Talk presented by MWR
Room: KPMG Clubhouse
Topic: Trend Micro - All Seeing Eye
Speakers: Benjamin Harris
Description: As we move into an increasingly security-conscious world, organizations are purchasing solutions and tools to simplify and automate parts of their day to day activities, in the form of security software. This software comes in many guises, such as anti-virus, endpoint security, SIEMs and firewalls. This software is regularly assumed to be robust and secure, given its purpose, and is thus overlooked when implementing in an enterprise environment from a security review perspective.

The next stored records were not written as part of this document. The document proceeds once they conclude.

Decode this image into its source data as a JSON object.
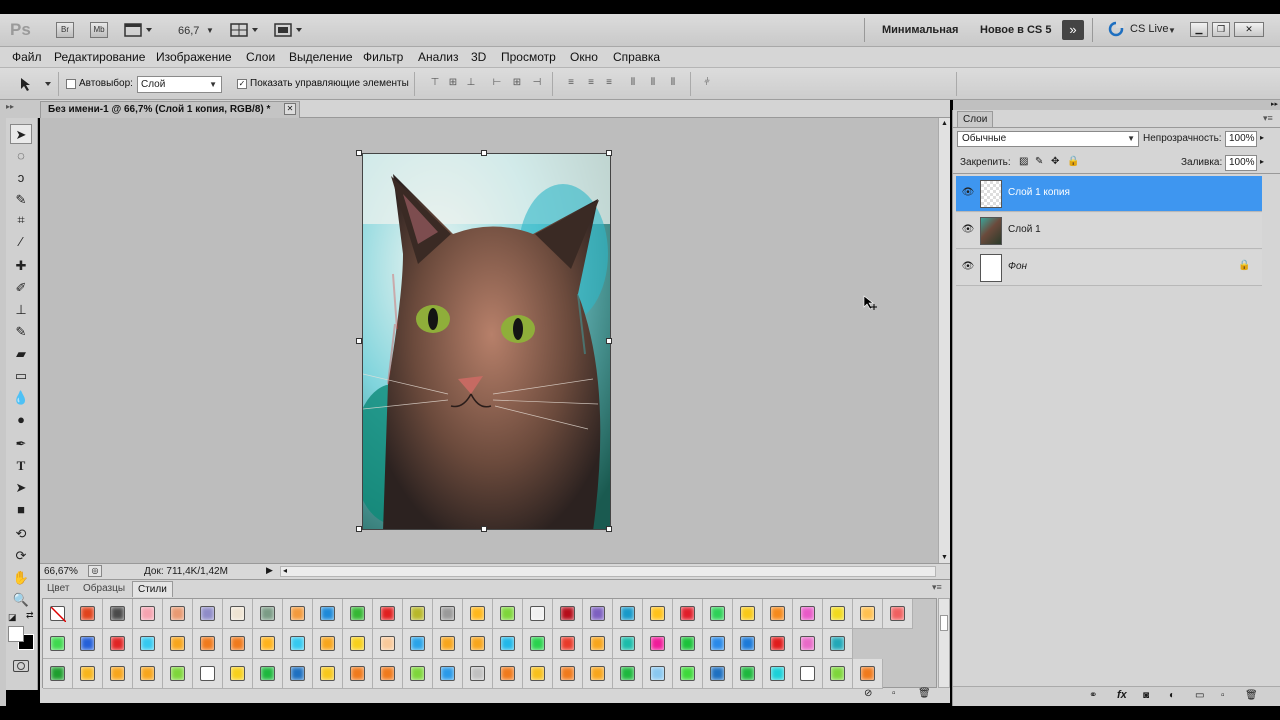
{
  "app": {
    "logo": "Ps",
    "bridge": "Br",
    "minibridge": "Mb",
    "zoom": "66,7",
    "workspace_minimal": "Минимальная",
    "workspace_new": "Новое в CS 5",
    "more": "»",
    "cslive": "CS Live"
  },
  "menu": [
    "Файл",
    "Редактирование",
    "Изображение",
    "Слои",
    "Выделение",
    "Фильтр",
    "Анализ",
    "3D",
    "Просмотр",
    "Окно",
    "Справка"
  ],
  "options": {
    "autoselect_label": "Автовыбор:",
    "autoselect_value": "Слой",
    "show_controls_label": "Показать управляющие элементы",
    "show_controls_checked": true
  },
  "document": {
    "tab_title": "Без имени-1 @ 66,7% (Слой 1 копия, RGB/8) *",
    "zoom_status": "66,67%",
    "doc_info": "Док: 711,4K/1,42M"
  },
  "styles_panel": {
    "tabs": [
      "Цвет",
      "Образцы",
      "Стили"
    ],
    "active_tab": "Стили",
    "swatches": [
      [
        "none",
        "#e0431c",
        "#4a4a4a",
        "#f5a3b0",
        "#e89a72",
        "#8f8cc8",
        "#efe4d2",
        "#7b9c86",
        "#f39a3c",
        "#1e8ad8",
        "#35b734",
        "#e02020",
        "#b8b82a",
        "#9a9a9a",
        "#ffb81c",
        "#7ed63a",
        "#f0f0f0",
        "#b50d1a",
        "#7d60c0",
        "#1899c9",
        "#ffc21a",
        "#e01e2a",
        "#2ed158",
        "#f8c918",
        "#f58a1c",
        "#e85ac8",
        "#f2da1e",
        "#ffc050",
        "#f06060"
      ],
      [
        "#3fd94f",
        "#2560d8",
        "#e02424",
        "#35c9f0",
        "#f7a51c",
        "#f07a1c",
        "#f07a1c",
        "#ffb31c",
        "#35c9f0",
        "#f7a51c",
        "#f7d01c",
        "#f9c99a",
        "#2aa4e8",
        "#f7a51c",
        "#f7a51c",
        "#22b8e8",
        "#2ad24e",
        "#e83a2a",
        "#f7a51c",
        "#1cbcaa",
        "#f01c9a",
        "#1cc23a",
        "#2a8ae8",
        "#1c7ad8",
        "#e01c1c",
        "#e86ac8",
        "#22a8b8"
      ],
      [
        "#1e9e2e",
        "#f7b51c",
        "#f7a51c",
        "#f7a51c",
        "#7ed63a",
        "#ffffff",
        "#f7d01c",
        "#1eb83e",
        "#1e70c0",
        "#f7c81c",
        "#f07a1c",
        "#f07a1c",
        "#7ed63a",
        "#2a9ae8",
        "#c0c0c0",
        "#f07a1c",
        "#f7c01c",
        "#f07a1c",
        "#f7a51c",
        "#1eb83e",
        "#8ac8f0",
        "#3ed93a",
        "#1e70c0",
        "#1eb83e",
        "#1cd0d8",
        "#ffffff",
        "#7ed63a",
        "#f07a1c"
      ]
    ]
  },
  "layers_panel": {
    "tab": "Слои",
    "blend_mode": "Обычные",
    "opacity_label": "Непрозрачность:",
    "opacity": "100%",
    "lock_label": "Закрепить:",
    "fill_label": "Заливка:",
    "fill": "100%",
    "layers": [
      {
        "name": "Слой 1 копия",
        "selected": true
      },
      {
        "name": "Слой 1",
        "selected": false
      },
      {
        "name": "Фон",
        "selected": false,
        "locked": true
      }
    ]
  }
}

During a recent red team engagement with a global client, it was observed that a host intrusion detection solution had been deployed across the entire estate to monitor for signs of compromise. The assessment team theorized that a vulnerability in this software could allow an attacker to compromise the entire network rapidly, or gain access to a significant amount of sensitive information which could be manipulated to hide signs of a compromise within a centralized management interface. Following this thought process, an industry recognized piece of software was chosen to be the subject of a piece of research and work was begun on the 6 hour flight back to Singapore. By the end of this flight, remote command execution as NT AUTHORITY/SYSTEM had been obtained in the management interface, allowing the focus to move to the endpoint client.
In this talk we will discuss the vulnerabilities identified in the management interface alone, and how they were identified. We will discuss what should be done when choosing a security solution, and what considerations should be made to ensure that you are not significantly increasing the risk to your organization.